I emailed that question to the researcher, Nadine Fornelos. In her response she described a pertinent recent experiment: "I have overexpressed gp7 in the phage's natural host, Bacillus thuringiensis GBJ002 [without GIL01], and subjected the cells to MMC treatment. With this simple experiment, I intended to demonstrate that cells in which gp7 was expressed were more vulnerable to genotoxic treatment. Surprisingly, this was not the case." Instead she found that expression of gp7 increased cell survival 8 – 10-fold.
She then went looking for clues in the cellular genome and found a chromosomal prophage (CP). Moreover, this CP encoded a LexA-like repressor, the tactic we saw earlier used by phage λ. In her earlier experiments she had induced GIL01 replication with 0.05 μg·ml–1, a concentration with minimal effect on host survival. In the recent gp7 expression studies she used a higher MMC concentration (0.1 μg·ml–1) that reduced host survival 100 – 1000-fold. She tentatively concluded that at the lower MMC concentration, GIL01 replicated without interference from the repressed CP. At the higher MMC concentration, the CP was induced, replicated, and lysed the cells.
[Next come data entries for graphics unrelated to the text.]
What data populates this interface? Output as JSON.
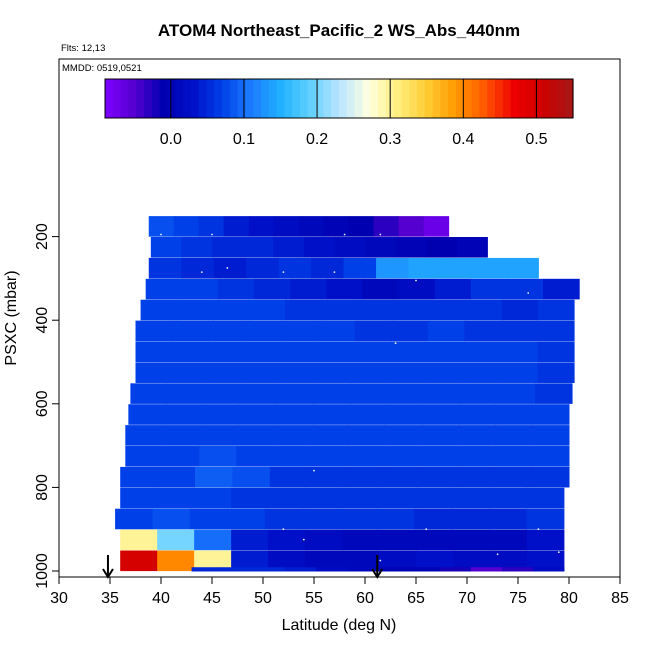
{
  "chart_data": {
    "type": "heatmap",
    "title": "ATOM4 Northeast_Pacific_2 WS_Abs_440nm",
    "flights_text": "Flts: 12,13",
    "dates_text": "MMDD: 0519,0521",
    "xlabel": "Latitude (deg N)",
    "ylabel": "PSXC (mbar)",
    "xlim": [
      30,
      85
    ],
    "ylim": [
      1000,
      0
    ],
    "x_ticks": [
      "30",
      "35",
      "40",
      "45",
      "50",
      "55",
      "60",
      "65",
      "70",
      "75",
      "80",
      "85"
    ],
    "y_ticks": [
      "200",
      "400",
      "600",
      "800",
      "1000"
    ],
    "colorbar": {
      "range": [
        -0.09,
        0.55
      ],
      "ticks": [
        "0.0",
        "0.1",
        "0.2",
        "0.3",
        "0.4",
        "0.5"
      ],
      "colors": [
        "#7f00ff",
        "#5500d0",
        "#0000b0",
        "#0010c8",
        "#0040e8",
        "#1c7cff",
        "#20b0ff",
        "#60d0ff",
        "#b8e4ff",
        "#ffffe0",
        "#ffef80",
        "#ffcc33",
        "#ff9900",
        "#ff5500",
        "#ee0000",
        "#cc0000",
        "#a51818"
      ]
    },
    "flight_markers_lat": [
      34.8,
      61.2
    ],
    "layers": [
      {
        "pressure": 175,
        "lat_start": 38.8,
        "lat_end": 68.2,
        "values": [
          0.08,
          0.07,
          0.06,
          0.04,
          0.03,
          0.02,
          0.01,
          0.0,
          -0.01,
          -0.03,
          -0.05,
          -0.07
        ]
      },
      {
        "pressure": 225,
        "lat_start": 39.0,
        "lat_end": 72.0,
        "values": [
          0.07,
          0.06,
          0.05,
          0.05,
          0.04,
          0.03,
          0.02,
          0.01,
          0.0,
          -0.01,
          0.0
        ]
      },
      {
        "pressure": 275,
        "lat_start": 38.8,
        "lat_end": 77.0,
        "values": [
          0.06,
          0.05,
          0.04,
          0.05,
          0.06,
          0.05,
          0.07,
          0.13,
          0.14,
          0.14,
          0.14,
          0.14
        ]
      },
      {
        "pressure": 325,
        "lat_start": 38.5,
        "lat_end": 81.0,
        "values": [
          0.07,
          0.07,
          0.06,
          0.05,
          0.04,
          0.03,
          0.01,
          0.02,
          0.04,
          0.06,
          0.06,
          0.04
        ]
      },
      {
        "pressure": 375,
        "lat_start": 38.0,
        "lat_end": 80.5,
        "values": [
          0.07,
          0.07,
          0.07,
          0.07,
          0.06,
          0.06,
          0.06,
          0.06,
          0.06,
          0.06,
          0.05,
          0.06
        ]
      },
      {
        "pressure": 425,
        "lat_start": 37.5,
        "lat_end": 80.5,
        "values": [
          0.07,
          0.07,
          0.07,
          0.07,
          0.07,
          0.07,
          0.06,
          0.06,
          0.07,
          0.06,
          0.06,
          0.06
        ]
      },
      {
        "pressure": 475,
        "lat_start": 37.5,
        "lat_end": 80.5,
        "values": [
          0.07,
          0.07,
          0.07,
          0.07,
          0.07,
          0.07,
          0.07,
          0.07,
          0.07,
          0.07,
          0.07,
          0.06
        ]
      },
      {
        "pressure": 525,
        "lat_start": 37.5,
        "lat_end": 80.5,
        "values": [
          0.07,
          0.07,
          0.07,
          0.07,
          0.07,
          0.07,
          0.07,
          0.07,
          0.07,
          0.07,
          0.07,
          0.06
        ]
      },
      {
        "pressure": 575,
        "lat_start": 37.0,
        "lat_end": 80.3,
        "values": [
          0.07,
          0.07,
          0.07,
          0.07,
          0.07,
          0.07,
          0.07,
          0.07,
          0.07,
          0.07,
          0.07,
          0.06
        ]
      },
      {
        "pressure": 625,
        "lat_start": 36.8,
        "lat_end": 80.0,
        "values": [
          0.07,
          0.07,
          0.07,
          0.07,
          0.07,
          0.07,
          0.07,
          0.07,
          0.07,
          0.07,
          0.07,
          0.07
        ]
      },
      {
        "pressure": 675,
        "lat_start": 36.5,
        "lat_end": 80.0,
        "values": [
          0.07,
          0.07,
          0.07,
          0.07,
          0.07,
          0.07,
          0.07,
          0.07,
          0.07,
          0.07,
          0.07,
          0.07
        ]
      },
      {
        "pressure": 725,
        "lat_start": 36.5,
        "lat_end": 80.0,
        "values": [
          0.07,
          0.07,
          0.08,
          0.07,
          0.07,
          0.07,
          0.07,
          0.07,
          0.07,
          0.07,
          0.07,
          0.07
        ]
      },
      {
        "pressure": 775,
        "lat_start": 36.0,
        "lat_end": 80.0,
        "values": [
          0.07,
          0.07,
          0.09,
          0.08,
          0.06,
          0.06,
          0.06,
          0.06,
          0.06,
          0.06,
          0.06,
          0.06
        ]
      },
      {
        "pressure": 825,
        "lat_start": 36.0,
        "lat_end": 79.5,
        "values": [
          0.07,
          0.07,
          0.07,
          0.06,
          0.06,
          0.06,
          0.06,
          0.06,
          0.06,
          0.06,
          0.06,
          0.06
        ]
      },
      {
        "pressure": 875,
        "lat_start": 35.5,
        "lat_end": 79.5,
        "values": [
          0.07,
          0.08,
          0.07,
          0.07,
          0.06,
          0.06,
          0.06,
          0.06,
          0.05,
          0.05,
          0.05,
          0.06
        ]
      },
      {
        "pressure": 925,
        "lat_start": 36.0,
        "lat_end": 79.5,
        "values": [
          0.3,
          0.2,
          0.1,
          0.04,
          0.03,
          0.02,
          0.01,
          0.01,
          0.01,
          0.01,
          0.01,
          0.03
        ]
      },
      {
        "pressure": 975,
        "lat_start": 36.0,
        "lat_end": 79.5,
        "values": [
          0.5,
          0.4,
          0.3,
          0.04,
          0.02,
          0.01,
          0.01,
          0.02,
          0.03,
          0.02,
          0.02,
          0.03
        ]
      },
      {
        "pressure": 1015,
        "lat_start": 43.0,
        "lat_end": 79.5,
        "values": [
          0.05,
          0.05,
          0.05,
          0.04,
          0.02,
          0.01,
          0.0,
          0.0,
          -0.02,
          -0.05,
          -0.03,
          0.02
        ]
      }
    ],
    "sample_points": [
      [
        40,
        195
      ],
      [
        45,
        195
      ],
      [
        58,
        195
      ],
      [
        61.5,
        195
      ],
      [
        68.5,
        195
      ],
      [
        44,
        285
      ],
      [
        46.5,
        275
      ],
      [
        52,
        285
      ],
      [
        57,
        285
      ],
      [
        65,
        305
      ],
      [
        76,
        335
      ],
      [
        63,
        455
      ],
      [
        55,
        760
      ],
      [
        52,
        900
      ],
      [
        54,
        925
      ],
      [
        66,
        900
      ],
      [
        77,
        900
      ],
      [
        73,
        960
      ],
      [
        79,
        955
      ],
      [
        61.5,
        975
      ]
    ]
  }
}
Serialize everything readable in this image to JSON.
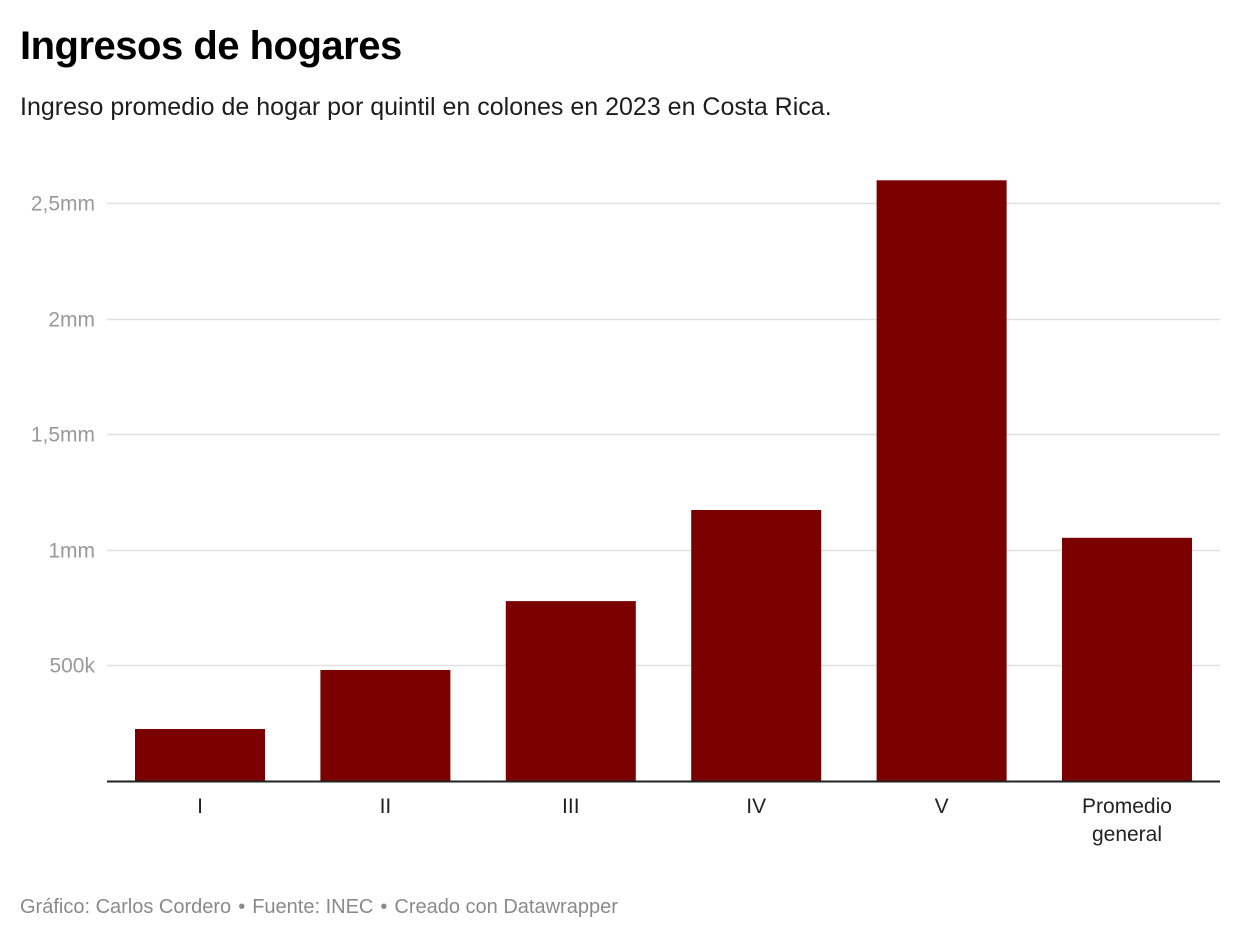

Expression of Gp7 likely inhibited CP induction at the high MMC concentration, thus explaining her observation of increased cell survival.
Gp7 is the first phage factor known to interact directly with LexA to modulate both prophage induction and the host's SOS response. This story portrays prophage induction during the SOS response as a highly-evolved regulatory dance sensitive to differences in stress level and repressor binding affinities to various SOS boxes. Outside the lab, it is not a one phage–one bacterium world. Competition for bacterial hosts is fierce, and a phage must defend against stowaways.